Highlights & Insights¶
- Problem Discovery: For the first time, this work reveals from a data-driven perspective that "pre-search consultation" encodes search motivation, opening up a new research direction.
- MoAE Pooling: The Mixture of Attention Experts design elegantly resolves the differences in semantic emphasis across various text types.
- Dual-Alignment Design: General alignment ensures the unification of the ID-text space, while personalized alignment captures user-specific motivations.
- Real-World Commercial Validation: Evaluation spans both public datasets and real-world e-commerce platform data.
- Consultation Simulation Strategy: Simulated consultation texts were generated using GPT-4o for the Amazon dataset, expanding the range of applicable scenarios.

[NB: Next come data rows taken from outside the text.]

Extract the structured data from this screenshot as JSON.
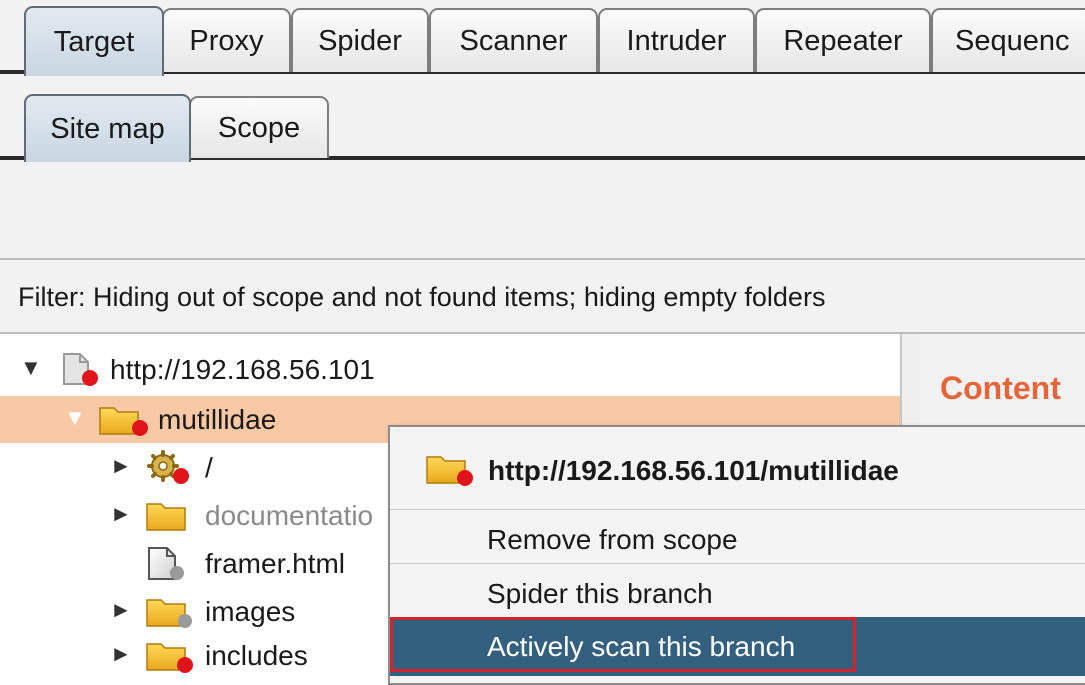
{
  "top_tabs": [
    {
      "label": "Target",
      "active": true
    },
    {
      "label": "Proxy",
      "active": false
    },
    {
      "label": "Spider",
      "active": false
    },
    {
      "label": "Scanner",
      "active": false
    },
    {
      "label": "Intruder",
      "active": false
    },
    {
      "label": "Repeater",
      "active": false
    },
    {
      "label": "Sequenc",
      "active": false
    }
  ],
  "sub_tabs": [
    {
      "label": "Site map",
      "active": true
    },
    {
      "label": "Scope",
      "active": false
    }
  ],
  "filter": {
    "text": "Filter: Hiding out of scope and not found items;  hiding empty folders"
  },
  "tree": {
    "items": [
      {
        "label": "http://192.168.56.101",
        "icon": "page-red-dot-icon",
        "expanded": true,
        "selected": false
      },
      {
        "label": "mutillidae",
        "icon": "folder-red-dot-icon",
        "expanded": true,
        "selected": true
      },
      {
        "label": "/",
        "icon": "gear-red-dot-icon",
        "expanded": false,
        "selected": false
      },
      {
        "label": "documentatio",
        "icon": "folder-icon",
        "expanded": false,
        "selected": false
      },
      {
        "label": "framer.html",
        "icon": "page-grey-dot-icon",
        "expanded": null,
        "selected": false
      },
      {
        "label": "images",
        "icon": "folder-grey-dot-icon",
        "expanded": false,
        "selected": false
      },
      {
        "label": "includes",
        "icon": "folder-red-dot-icon",
        "expanded": false,
        "selected": false
      }
    ]
  },
  "right_panel": {
    "heading": "Content"
  },
  "context_menu": {
    "header": "http://192.168.56.101/mutillidae",
    "items": [
      {
        "label": "Remove from scope",
        "highlighted": false
      },
      {
        "label": "Spider this branch",
        "highlighted": false
      },
      {
        "label": "Actively scan this branch",
        "highlighted": true
      }
    ]
  },
  "colors": {
    "selected_row": "#f9c8a4",
    "menu_highlight": "#33607f",
    "annotation_outline": "#d4232b",
    "heading_accent": "#e8643a",
    "red_dot": "#e1141b"
  }
}
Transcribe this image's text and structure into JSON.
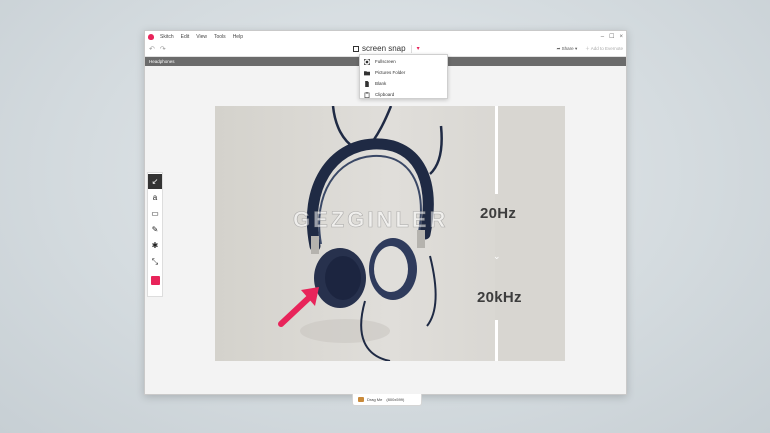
{
  "app": {
    "menus": [
      "Skitch",
      "Edit",
      "View",
      "Tools",
      "Help"
    ],
    "window_controls": [
      "–",
      "☐",
      "×"
    ]
  },
  "toolbar": {
    "undo": "↶",
    "redo": "↷",
    "snap_label": "screen snap",
    "share_label": "Share",
    "evernote_label": "Add to Evernote"
  },
  "tab": {
    "label": "Headphones"
  },
  "snap_menu": {
    "items": [
      {
        "label": "Fullscreen",
        "icon": "fullscreen-icon"
      },
      {
        "label": "Pictures Folder",
        "icon": "folder-icon"
      },
      {
        "label": "Blank",
        "icon": "blank-document-icon"
      },
      {
        "label": "Clipboard",
        "icon": "clipboard-icon"
      }
    ]
  },
  "canvas": {
    "freq_top": "20Hz",
    "freq_bottom": "20kHz",
    "watermark": "GEZGINLER"
  },
  "tools": [
    {
      "name": "arrow-tool",
      "glyph": "↙",
      "active": true
    },
    {
      "name": "text-tool",
      "glyph": "a"
    },
    {
      "name": "rectangle-tool",
      "glyph": "▭"
    },
    {
      "name": "marker-tool",
      "glyph": "✎"
    },
    {
      "name": "stamp-tool",
      "glyph": "✱"
    },
    {
      "name": "crop-tool",
      "glyph": "⤡"
    }
  ],
  "colors": {
    "accent": "#e8245a",
    "tabbar": "#6b6b6b",
    "headphone": "#1f2a44"
  },
  "status": {
    "label": "Drag Me",
    "size": "(800x599)"
  }
}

Limitations & Future Work¶
- Relies on the platform providing AI consultation services; platforms lacking consultation data cannot use it directly.

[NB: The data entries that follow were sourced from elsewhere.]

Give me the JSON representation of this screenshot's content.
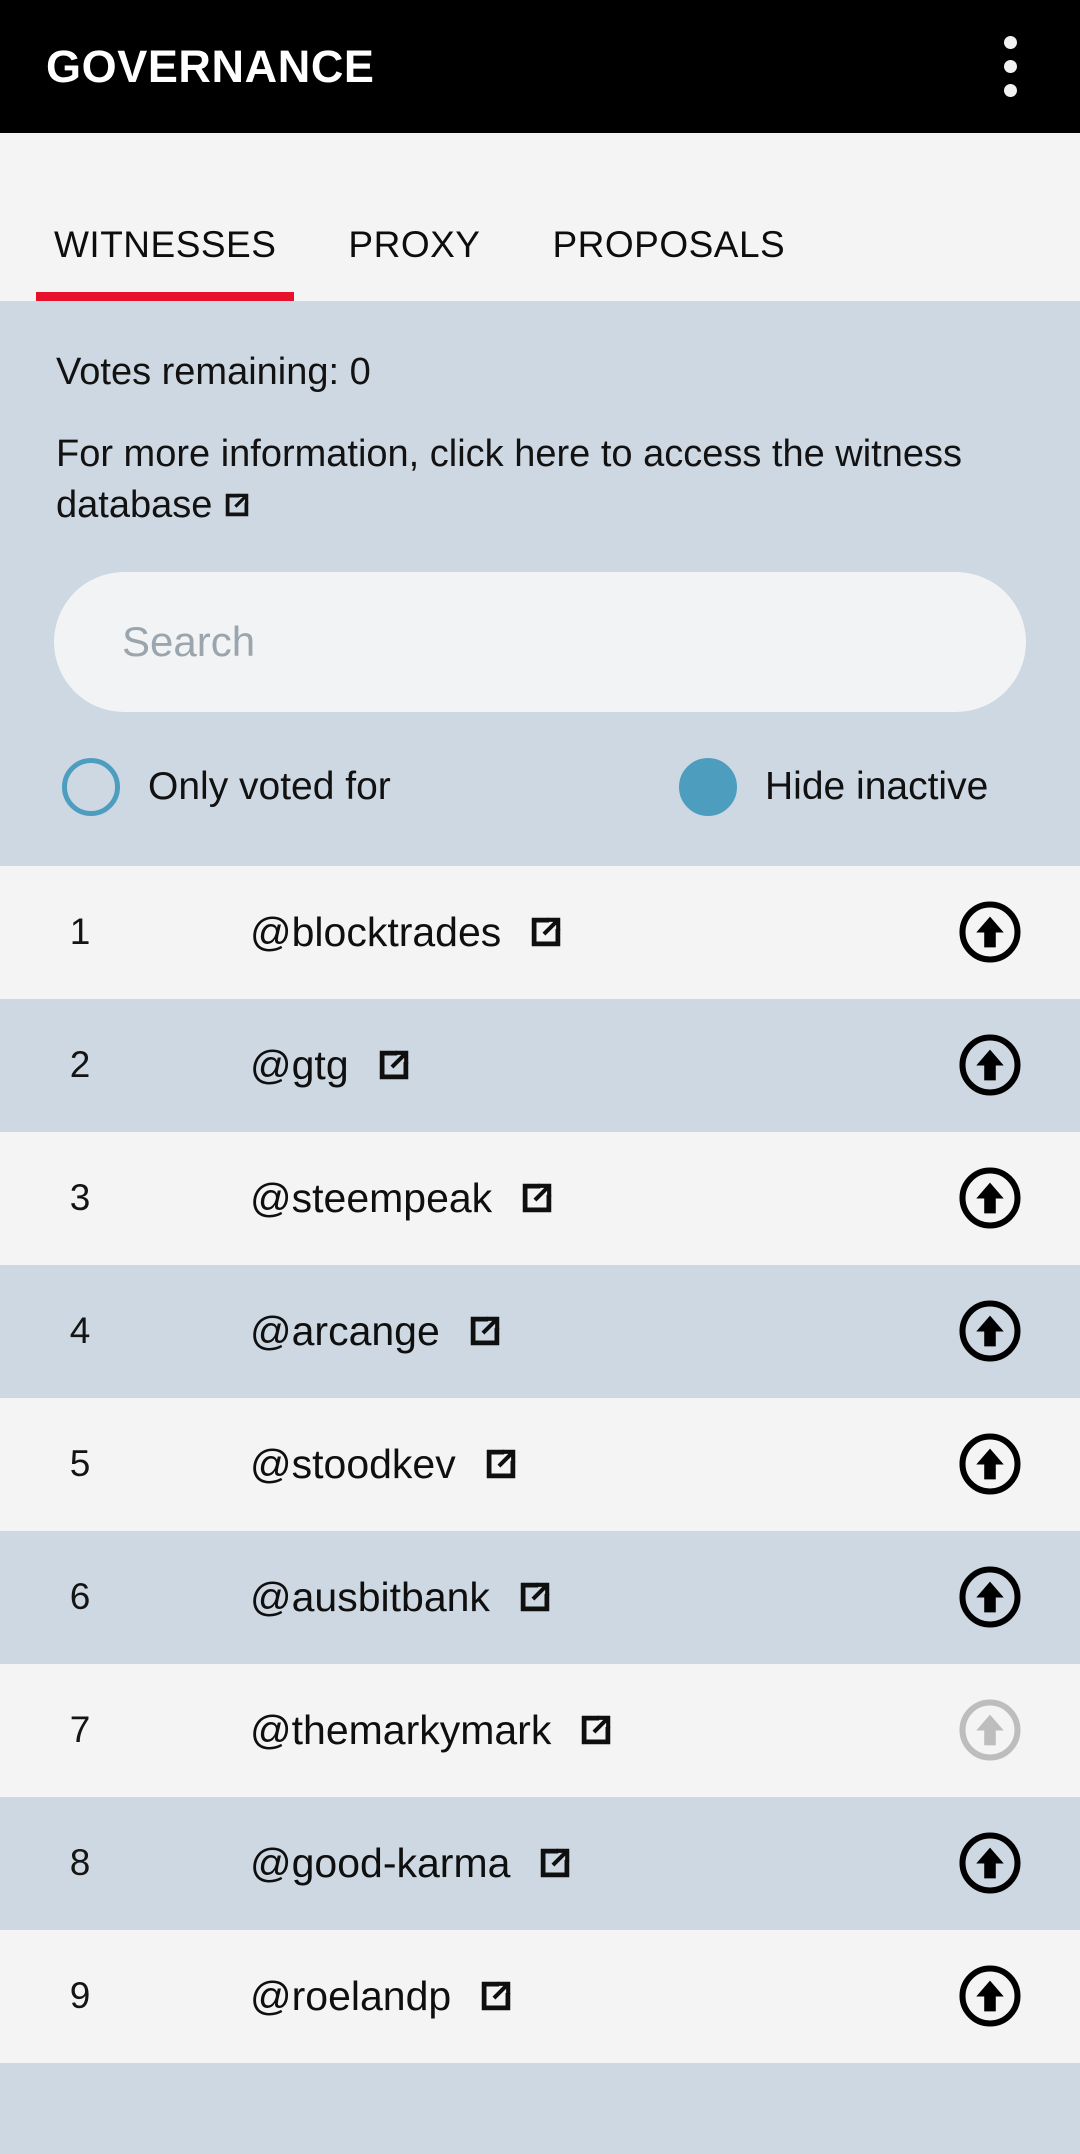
{
  "appbar": {
    "title": "GOVERNANCE",
    "menu_icon": "overflow-menu-icon"
  },
  "tabs": [
    {
      "label": "WITNESSES",
      "active": true
    },
    {
      "label": "PROXY",
      "active": false
    },
    {
      "label": "PROPOSALS",
      "active": false
    }
  ],
  "info": {
    "votes_remaining_label": "Votes remaining: 0",
    "database_text": "For more information, click here to access the witness database",
    "database_link_icon": "external-link-icon"
  },
  "search": {
    "value": "",
    "placeholder": "Search"
  },
  "filters": [
    {
      "label": "Only voted for",
      "checked": false
    },
    {
      "label": "Hide inactive",
      "checked": true
    }
  ],
  "colors": {
    "appbar_background": "#000000",
    "tabbar_background": "#f4f4f4",
    "active_tab_indicator": "#e8112d",
    "panel_background": "#ced8e2",
    "row_odd_background": "#f4f4f4",
    "row_even_background": "#ced8e2",
    "toggle_accent": "#4d9dbf",
    "vote_enabled": "#000000",
    "vote_disabled": "#bdbdbd"
  },
  "witnesses": [
    {
      "rank": "1",
      "name": "@blocktrades",
      "vote_enabled": true
    },
    {
      "rank": "2",
      "name": "@gtg",
      "vote_enabled": true
    },
    {
      "rank": "3",
      "name": "@steempeak",
      "vote_enabled": true
    },
    {
      "rank": "4",
      "name": "@arcange",
      "vote_enabled": true
    },
    {
      "rank": "5",
      "name": "@stoodkev",
      "vote_enabled": true
    },
    {
      "rank": "6",
      "name": "@ausbitbank",
      "vote_enabled": true
    },
    {
      "rank": "7",
      "name": "@themarkymark",
      "vote_enabled": false
    },
    {
      "rank": "8",
      "name": "@good-karma",
      "vote_enabled": true
    },
    {
      "rank": "9",
      "name": "@roelandp",
      "vote_enabled": true
    }
  ]
}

- Amazon's consultation data is simulated by GPT-4o, which may exhibit distribution shifts compared to real conversations.
- Freezing LLM embeddings may restrict domain adaptation capabilities.

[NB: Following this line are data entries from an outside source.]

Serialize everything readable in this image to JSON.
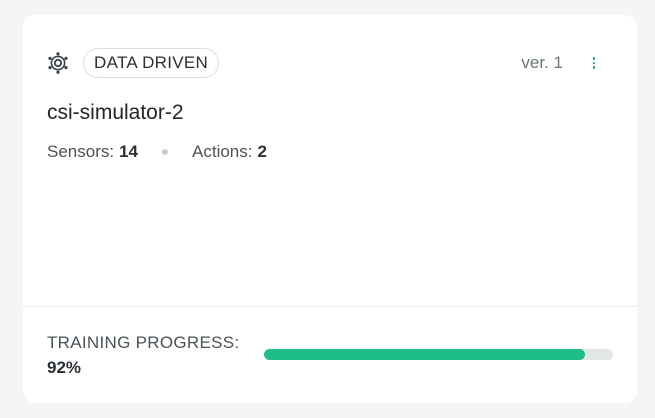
{
  "card": {
    "type_chip": "DATA DRIVEN",
    "version": "ver. 1",
    "title": "csi-simulator-2",
    "stats": {
      "sensors_label": "Sensors:",
      "sensors_value": "14",
      "actions_label": "Actions:",
      "actions_value": "2"
    },
    "training": {
      "label": "TRAINING PROGRESS:",
      "value_text": "92%",
      "progress_fraction": 0.92
    },
    "icons": {
      "model": "model-gear-icon",
      "menu": "more-vertical-icon"
    },
    "colors": {
      "accent": "#1ebc86",
      "menu_dots": "#1a9a8b"
    }
  }
}
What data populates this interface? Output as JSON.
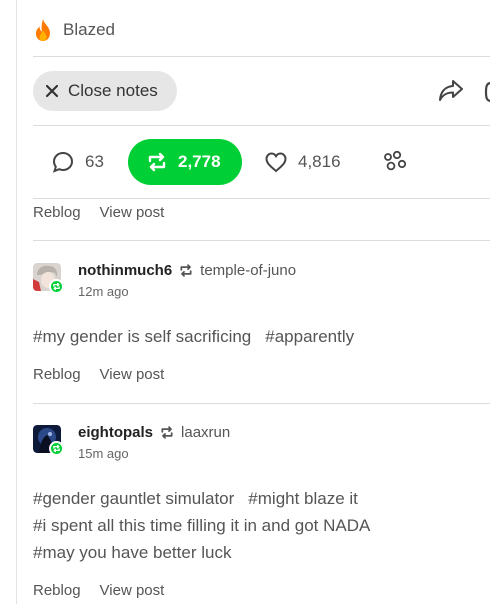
{
  "header": {
    "blazed_label": "Blazed",
    "close_notes_label": "Close notes"
  },
  "counts": {
    "comments": "63",
    "reblogs": "2,778",
    "likes": "4,816"
  },
  "actions": {
    "reblog_label": "Reblog",
    "view_post_label": "View post"
  },
  "notes": [
    {
      "username": "nothinmuch6",
      "reblogged_from": "temple-of-juno",
      "time": "12m ago",
      "tag_lines": [
        [
          "#my gender is self sacrificing",
          "#apparently"
        ]
      ]
    },
    {
      "username": "eightopals",
      "reblogged_from": "laaxrun",
      "time": "15m ago",
      "tag_lines": [
        [
          "#gender gauntlet simulator",
          "#might blaze it"
        ],
        [
          "#i spent all this time filling it in and got NADA"
        ],
        [
          "#may you have better luck"
        ]
      ]
    }
  ],
  "colors": {
    "accent_green": "#00cf35",
    "flame_orange": "#ff7a00",
    "pill_gray": "#e6e6e6"
  },
  "icons": [
    "flame-icon",
    "close-icon",
    "share-icon",
    "more-icon",
    "comment-icon",
    "reblog-icon",
    "heart-icon",
    "blaze-icon"
  ]
}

- The computational overhead of MoAE pooling during real-time inference is not discussed in detail.
- Evaluated only on e-commerce search, without exploring other search scenarios (e.g., academic search, legal retrieval).
Related Work & Insights¶
- Personalized Search: HEM, AEM, QEM, ZAM, TEM, CoPPS
- Multi-scenario Search: SESRec (Search + Recommendation Contrastive Learning), UniSAR (Transformer Cross-Attention)
- Conversational Retrieval: CHIQ
- Dense Retrieval: BGE-M3
Rating¶
- Novelty: ⭐⭐⭐⭐⭐ — Modeling search motivation for the first time; highly pioneering problem formulation.
- Technical Depth: ⭐⭐⭐⭐ — Complete system design with MoAE and dual-alignment.
- Experimental Thoroughness: ⭐⭐⭐⭐⭐ — Comprehensive evaluation combining real-world commercial data and public data, across ranking, retrieval, and ablation.
- Value: ⭐⭐⭐⭐ — Directly applicable to e-commerce platforms with AI customer service.
- Overall Rating: ⭐⭐⭐⭐ — Strongly problem-driven work, solid experiments, and high practical value.